OLED55C7P	55-inch	$3,499	March
OLED65C7P	65-inch	$4,499	February
OLED55E7P	55-inch	$4,499	May
OLED65E7P	65-inch	$5,999	March
OLED65G7P	65-inch	$6,999	March
OLED65W7P	65-inch	$7,999	February
OLED77G7P 77-inch $16,999 April
OLED77W7P 77-inch $19,999 July

Here's the link to all of LG's 2017 OLED TVs prices and .pdf spec sheets.

As we all know prices are the highest at launch so we include a 10% Rewards Credit and a 30 day price protection guarantee so early adopters can buy early in the model year with confidence.


----------



## Robert Zohn (Aug 13, 2011)

Great C7 review by Chris Heinonen of Reference Home Theater.


----------



## Robert Zohn (Aug 13, 2011)

Another well informed article on LG's 2017 OLED TVs at HDGuru.


----------



## theJman (Mar 3, 2012)

OLED is the only thing that would make me retire my plasma, so I've been watching this technology closely.


----------



## opell (Feb 18, 2017)

Oh, very expensive but I wish to get the OLED55C7P	55-inch! Interesting products for entertainment lovers like me.


----------



## Robert Zohn (Aug 13, 2011)

Our second allocation of W7s are in the house! We were able to get enough W7s in this larger allotment so our store demo will be wall mounted today.


















More pic to come as we unpack and wall mount our showroom demo unit.


----------



## Robert Zohn (Aug 13, 2011)

*Here's a link to an Instagram short video of the W7 Gallery Art.*

And here's a few photos of the Gallery Art. This panel is truly stunning in person. 














































Here's just one pic of our tech finishing the wall mounting in our showroom.


----------



## theJman (Mar 3, 2012)

That's just nuts! It's so thin it looks like he's putting a large black placemat on the wall.


----------



## Robert Zohn (Aug 13, 2011)

Jim, since you are in NJ I hope you can stop by to see this beauty in person and also join us at our 2017 TV Shootout evaluation event. 

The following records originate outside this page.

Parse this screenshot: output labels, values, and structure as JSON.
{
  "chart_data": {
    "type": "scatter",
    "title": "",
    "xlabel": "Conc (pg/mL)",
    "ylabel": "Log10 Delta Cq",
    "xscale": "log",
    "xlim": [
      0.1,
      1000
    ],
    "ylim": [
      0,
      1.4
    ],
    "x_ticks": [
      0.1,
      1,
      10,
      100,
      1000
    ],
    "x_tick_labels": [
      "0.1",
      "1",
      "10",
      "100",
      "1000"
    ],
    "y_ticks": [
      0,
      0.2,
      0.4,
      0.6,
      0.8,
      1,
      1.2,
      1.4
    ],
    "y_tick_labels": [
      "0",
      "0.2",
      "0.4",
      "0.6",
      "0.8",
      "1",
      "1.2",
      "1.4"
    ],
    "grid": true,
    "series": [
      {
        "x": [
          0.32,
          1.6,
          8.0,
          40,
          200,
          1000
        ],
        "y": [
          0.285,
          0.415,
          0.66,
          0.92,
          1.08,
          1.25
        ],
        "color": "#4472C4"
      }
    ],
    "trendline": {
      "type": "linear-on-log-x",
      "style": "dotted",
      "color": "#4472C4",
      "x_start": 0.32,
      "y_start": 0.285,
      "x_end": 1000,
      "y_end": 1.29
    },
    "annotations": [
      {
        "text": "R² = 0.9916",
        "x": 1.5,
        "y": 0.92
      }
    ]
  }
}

Here's a few more pics from our W7 showroom install.


----------



## Robert Zohn (Aug 13, 2011)

Sorry to break a reliable rumor here, but a few moments ago I was informed that LG is most likely to raise the 55" and 65" C7 and E7 prices by $500 each at retail and the dealer costs is also proportionally going up. 

The reasons are constrained supply and higher than expected demand. 

Not an issue for those who have open orders with me or if we are q/c'ing and calibrating your C7, but after 6pm EST today, 3/16/17 the prices will go up.


----------